India’s economic growth slipped to a three-year low of 5.7 per cent in
April-June, underscoring the disruptions caused by uncertainty related
to the GST rollout amid a slowdown in manufacturing activities.
New Delhi, Sept 15:
India’s GDP growth is likely to face near-term headwinds and might slip
below 7 per cent mark to a three-year low this financial year, says a
DBS report.
According to the global financial services major, two recent policy
measures — demonetisation in November 2016 and GST rollout in July 2017
had a short-term impact on economic activity and aggravated the already
slowing momentum.
“These amplified the already weak trends in manufacturing and investment
growth, slowing first-half growth to 5.9 per cent from 7.9 per cent in
2016,” DBS said.
“For 2017-18, a weak June quarter and the likelihood of only a modest
improvement in July-September, prompts us to temper our full-year
expectations.
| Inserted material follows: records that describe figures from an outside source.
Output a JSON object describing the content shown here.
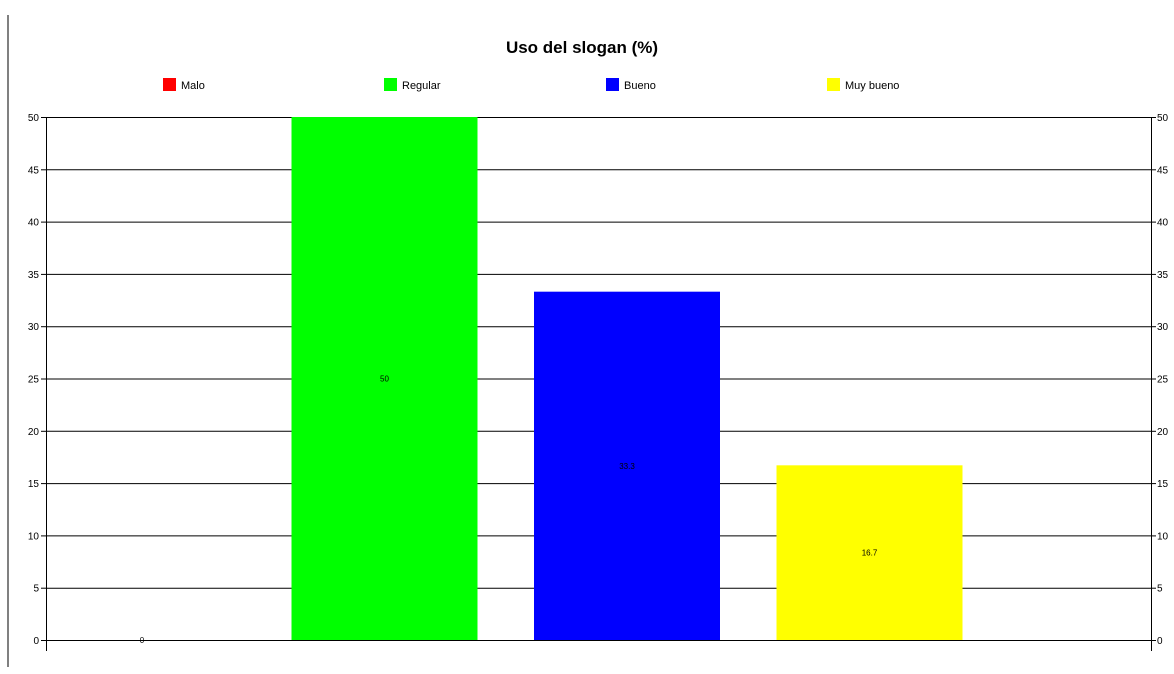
{
  "chart_data": {
    "type": "bar",
    "title": "Uso del slogan (%)",
    "xlabel": "",
    "ylabel": "",
    "categories": [
      "Malo",
      "Regular",
      "Bueno",
      "Muy bueno"
    ],
    "values": [
      0,
      50,
      33.3,
      16.7
    ],
    "data_labels": [
      "0",
      "50",
      "33.3",
      "16.7"
    ],
    "colors": [
      "#ff0000",
      "#00ff00",
      "#0000ff",
      "#ffff00"
    ],
    "ylim": [
      0,
      50
    ],
    "y_ticks": [
      0,
      5,
      10,
      15,
      20,
      25,
      30,
      35,
      40,
      45,
      50
    ],
    "grid": true,
    "legend": {
      "position": "top",
      "entries": [
        "Malo",
        "Regular",
        "Bueno",
        "Muy bueno"
      ]
    },
    "secondary_y_axis": true
  }
}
We expect real GDP to average 6.8 per cent year-on-year in
2017-18 (as against 7.3 previously),” DBS said in a research note.
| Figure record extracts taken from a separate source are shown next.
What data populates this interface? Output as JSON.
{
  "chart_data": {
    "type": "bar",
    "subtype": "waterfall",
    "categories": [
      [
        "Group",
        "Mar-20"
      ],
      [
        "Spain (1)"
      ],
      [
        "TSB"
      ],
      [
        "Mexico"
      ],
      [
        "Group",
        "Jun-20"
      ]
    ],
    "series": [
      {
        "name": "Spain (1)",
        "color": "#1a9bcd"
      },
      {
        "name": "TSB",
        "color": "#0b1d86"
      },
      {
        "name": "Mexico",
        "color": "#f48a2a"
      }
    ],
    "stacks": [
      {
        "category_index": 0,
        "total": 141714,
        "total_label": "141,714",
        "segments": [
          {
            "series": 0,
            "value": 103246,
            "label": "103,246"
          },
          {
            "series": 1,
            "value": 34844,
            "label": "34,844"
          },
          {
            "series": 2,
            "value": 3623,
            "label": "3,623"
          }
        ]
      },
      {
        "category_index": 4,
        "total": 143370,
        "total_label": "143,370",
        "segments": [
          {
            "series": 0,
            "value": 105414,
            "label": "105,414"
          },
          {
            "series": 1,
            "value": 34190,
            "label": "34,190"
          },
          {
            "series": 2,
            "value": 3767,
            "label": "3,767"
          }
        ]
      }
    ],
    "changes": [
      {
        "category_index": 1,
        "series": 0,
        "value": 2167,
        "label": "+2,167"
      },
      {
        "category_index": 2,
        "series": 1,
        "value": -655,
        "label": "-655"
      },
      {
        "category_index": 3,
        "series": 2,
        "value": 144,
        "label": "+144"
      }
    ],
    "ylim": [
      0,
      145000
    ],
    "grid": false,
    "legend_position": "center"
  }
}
India’s economic growth slipped to a three-year low of 5.7 per cent in
April-June, underscoring the disruptions caused by uncertainty related
to the GST rollout amid a slowdown in manufacturing activities.
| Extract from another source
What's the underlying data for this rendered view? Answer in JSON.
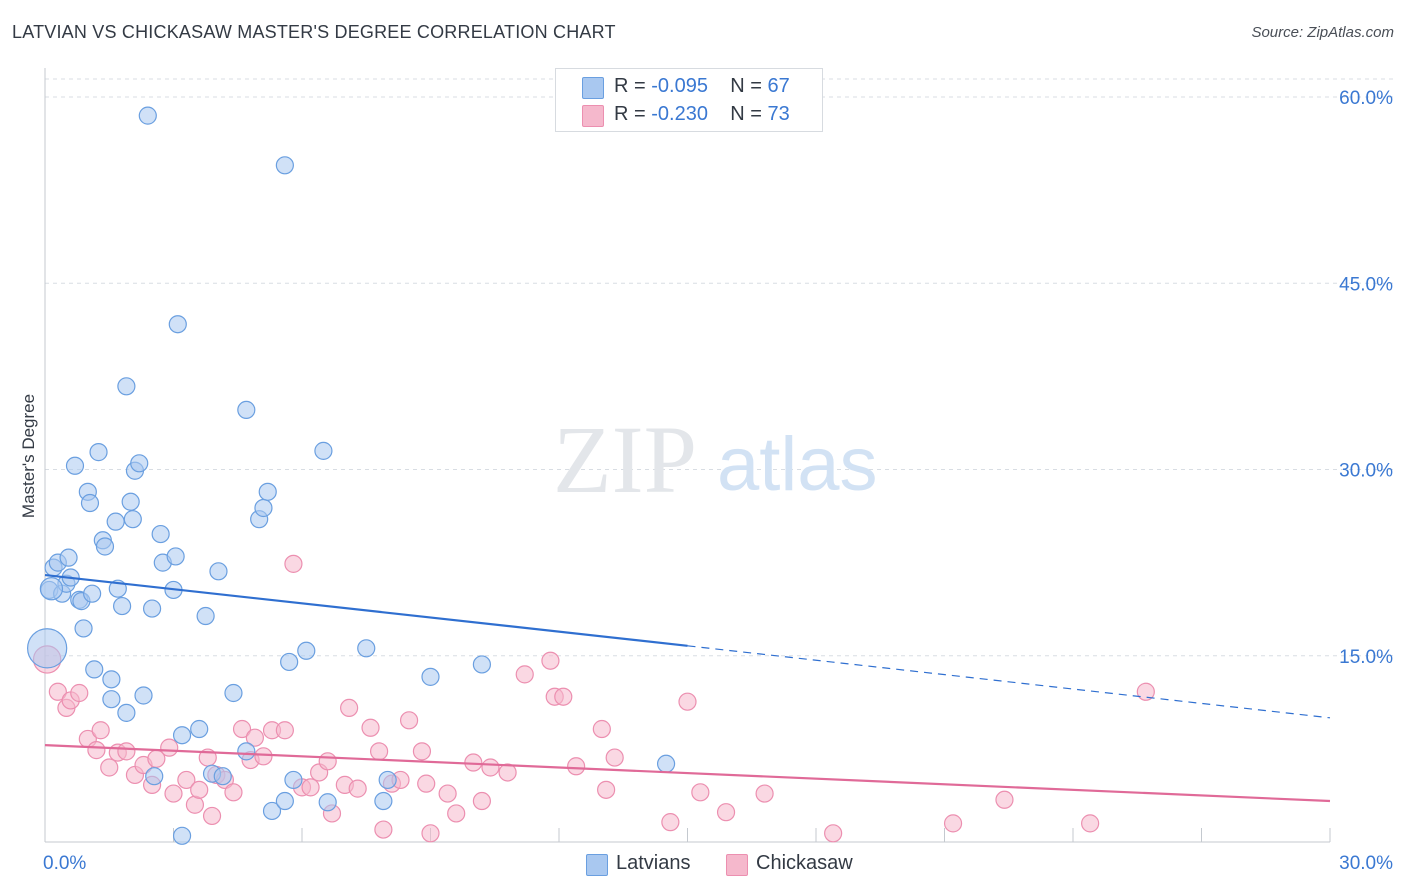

“Recovery is likely to be gradual, but below potential this year and the
next, with the resultant output gap keeping price pressures under
check. Until the private sector returns, government spending towards
capex and infrastructure will be crucial to take growth back above 7 per
cent,” DBS said.
The noteban curtailed cash availability, slowing consumption and hurting
cash sensitive sectors such as construction, trade, logistics, and
small and medium-size enterprises.
Moreover, weak demand and excess capacity weighed on manufacturing
output in early 2017, followed by destocking by retailers and
wholesalers ahead of GST implementation.
The report further said the second half of this financial year is
expected to witness an improvement in trend growth as the impact of
demonetisation is gradually fading, with the fallout from GST likely to
extend to the September quarter before fading out.